Le Conseil électoral provisoire (CEP) a annoncé le début des opérations d’inscription dans une note de presse publiée le 17 juillet 2026. Cette étape d’un processus bancal fait suite à l’approbation en Conseil des ministres du décret électoral consolidé, le 2 juillet 2026. Tandis que ce document juridique, publié dans Le Moniteur et modifiant celui du 2 juin 2026, ne fait pas l’unanimité.
D’un côté, le nouveau décret est perçu comme une avancée formelle en faveur de l’inclusion de la diaspora haïtienne; car, il reconnaît désormais le droit de vote des Haïtiens vivant à l’étranger (art. 130 et suivants). D’un autre côté, il fait l’objet de sérieuses critiques pour avoir été adopté en dehors du cadre constitutionnel ordinaire.
Au-delà de toute controverse que peut susciter un tel décret, le fait que l’organisme électoral fonctionne sous le régime provisoire depuis près de 40 ans semble le plus problématique. D’où la question fondamentale à poser : pourquoi l’institution électorale demeure-t-elle encore provisoire en Haïti?
Une réponse concise et précise renvoie clairement au non-respect d’une exigence constitutionnelle. En effet, une longue attente caractérise l’histoire institutionnelle haïtienne depuis l’adoption de la Constitution de 1987. L’article 289 de la loi mère prévoyait la mise en place d’un Conseil électoral provisoire pour organiser les premières élections et rétablir l’ordre constitutionnel à l’époque. Aujourd’hui encore, force est de constater que cette vocation transitoire n’en finit pas. Pire, aucun signe ne montre une volonté politique visant à mettre fin au régime provisoire.
En faisant de cet organisme provisoire un mécanisme transitoire, la Constitution prévoyait la création d’un Conseil électoral permanent appelé à devenir une institution stable et durable. Celle-ci, dans l’esprit des constituants, devait mettre un terme aux crises récurrentes entourant l’organisation des élections
Le provisoire comme mode de gouvernance : pourquoi?

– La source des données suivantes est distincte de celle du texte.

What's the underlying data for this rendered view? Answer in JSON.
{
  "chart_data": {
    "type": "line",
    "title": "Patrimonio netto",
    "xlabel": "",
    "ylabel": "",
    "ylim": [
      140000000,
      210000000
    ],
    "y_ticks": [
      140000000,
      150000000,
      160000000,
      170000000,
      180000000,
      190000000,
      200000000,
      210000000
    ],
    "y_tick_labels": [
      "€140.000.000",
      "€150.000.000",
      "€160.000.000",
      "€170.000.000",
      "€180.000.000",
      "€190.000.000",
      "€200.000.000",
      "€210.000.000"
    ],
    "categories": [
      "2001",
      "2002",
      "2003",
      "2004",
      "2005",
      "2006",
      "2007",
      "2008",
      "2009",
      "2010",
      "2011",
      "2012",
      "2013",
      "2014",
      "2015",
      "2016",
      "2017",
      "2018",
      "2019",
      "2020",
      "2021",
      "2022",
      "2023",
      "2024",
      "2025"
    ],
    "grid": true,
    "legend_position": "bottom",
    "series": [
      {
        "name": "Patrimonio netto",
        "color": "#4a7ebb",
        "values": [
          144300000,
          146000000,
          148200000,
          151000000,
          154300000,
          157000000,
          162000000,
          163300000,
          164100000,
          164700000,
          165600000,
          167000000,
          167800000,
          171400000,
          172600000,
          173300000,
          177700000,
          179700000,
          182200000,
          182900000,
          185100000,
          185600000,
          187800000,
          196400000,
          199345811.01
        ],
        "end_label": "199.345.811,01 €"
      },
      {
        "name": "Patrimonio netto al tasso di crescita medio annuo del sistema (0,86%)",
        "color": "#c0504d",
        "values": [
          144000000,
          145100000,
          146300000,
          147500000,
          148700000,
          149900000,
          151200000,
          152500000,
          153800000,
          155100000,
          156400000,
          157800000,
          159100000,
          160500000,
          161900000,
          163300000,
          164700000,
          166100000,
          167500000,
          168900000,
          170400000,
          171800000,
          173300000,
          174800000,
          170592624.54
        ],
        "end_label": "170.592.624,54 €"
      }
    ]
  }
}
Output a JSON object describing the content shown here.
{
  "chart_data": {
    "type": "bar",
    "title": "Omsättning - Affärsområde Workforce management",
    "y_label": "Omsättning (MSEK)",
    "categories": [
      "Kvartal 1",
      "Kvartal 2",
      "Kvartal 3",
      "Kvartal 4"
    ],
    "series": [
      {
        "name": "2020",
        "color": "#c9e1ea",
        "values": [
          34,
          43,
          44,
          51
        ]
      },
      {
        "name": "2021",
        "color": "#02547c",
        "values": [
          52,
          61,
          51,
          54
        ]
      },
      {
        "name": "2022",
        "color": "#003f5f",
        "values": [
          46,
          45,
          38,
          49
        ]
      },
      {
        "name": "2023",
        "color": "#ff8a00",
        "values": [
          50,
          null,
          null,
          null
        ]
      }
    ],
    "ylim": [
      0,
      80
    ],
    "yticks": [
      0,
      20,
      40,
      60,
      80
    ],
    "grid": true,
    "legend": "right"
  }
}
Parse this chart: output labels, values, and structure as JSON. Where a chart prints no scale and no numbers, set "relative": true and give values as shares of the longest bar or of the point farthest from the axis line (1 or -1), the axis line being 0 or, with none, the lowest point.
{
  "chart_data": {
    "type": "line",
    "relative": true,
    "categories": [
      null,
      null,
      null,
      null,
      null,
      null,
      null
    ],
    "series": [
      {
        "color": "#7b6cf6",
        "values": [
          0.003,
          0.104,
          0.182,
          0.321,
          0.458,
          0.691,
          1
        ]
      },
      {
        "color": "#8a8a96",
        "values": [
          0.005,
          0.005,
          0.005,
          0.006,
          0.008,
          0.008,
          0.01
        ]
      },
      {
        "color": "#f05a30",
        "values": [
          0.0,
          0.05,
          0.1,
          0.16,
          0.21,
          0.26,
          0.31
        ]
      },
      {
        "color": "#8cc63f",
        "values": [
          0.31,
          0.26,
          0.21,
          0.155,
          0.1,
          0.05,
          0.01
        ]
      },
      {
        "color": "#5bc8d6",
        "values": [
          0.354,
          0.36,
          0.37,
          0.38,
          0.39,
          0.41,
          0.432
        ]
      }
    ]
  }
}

D’abord, l’instabilité politique chronique qui a marqué le pays depuis 1987 a empêché la mise en œuvre complète des dispositions constitutionnelles. Les coups d’État, les transitions politiques, les crises électorales et les interruptions répétées du fonctionnement normal des institutions ont constitué autant d’obstacles à cette réforme.
Ensuite, de nombreux acteurs politiques préfèrent souvent conserver un système provisoire qui leur permettra de négocier la composition de chaque CEP en fonction des rapports de force du moment. Dans cette logique, le provisoire est devenu au fil des ans un instrument politique plutôt qu’une solution transitoire. Le CEP est composé de neuf membres issus de différents secteurs de la société en général, selon les accords politiques ayant encadré les différentes transitions. Cette composition visait à garantir l’indépendance de l’institution ainsi qu’une représentation pluraliste de la société haïtienne.
Enfin, l’absence de consensus national sur les réformes institutionnelles a contribué au maintien de cette situation. Chaque crise électorale relance le débat sur la nécessité d’un Conseil électoral permanent, sans qu’une volonté politique durable permette sa concrétisation.
Le CEP sous l’influence du pouvoir exécutif
En principe, l’élaboration des règles électorales relève de la compétence de l’autorité électorale. Dès lors, l’intervention du pouvoir exécutif dans ce domaine soulève des interrogations quant au respect de l’esprit de la Constitution.
L’une des principales critiques adressées au système actuel concerne la dépendance du CEP à l’égard du pouvoir exécutif. En théorie, l’institution électorale devrait être autonome, indépendante et impartiale afin de garantir la crédibilité des scrutins. Dans la pratique, plusieurs observateurs ont dénoncé les pressions exercées par les gouvernements sur les organismes électoraux.
Il s’avère urgent de mettre en place un Conseil électoral national autonome (CENA), doté d’une véritable indépendance à l’égard des pouvoirs publics. Transformer le CEP en CENA permettra de doter l’institution électorale d’une procédure de nomination plus transparente et d’une compétence exclusive en matière d’organisation, de supervision et de réglementation des élections.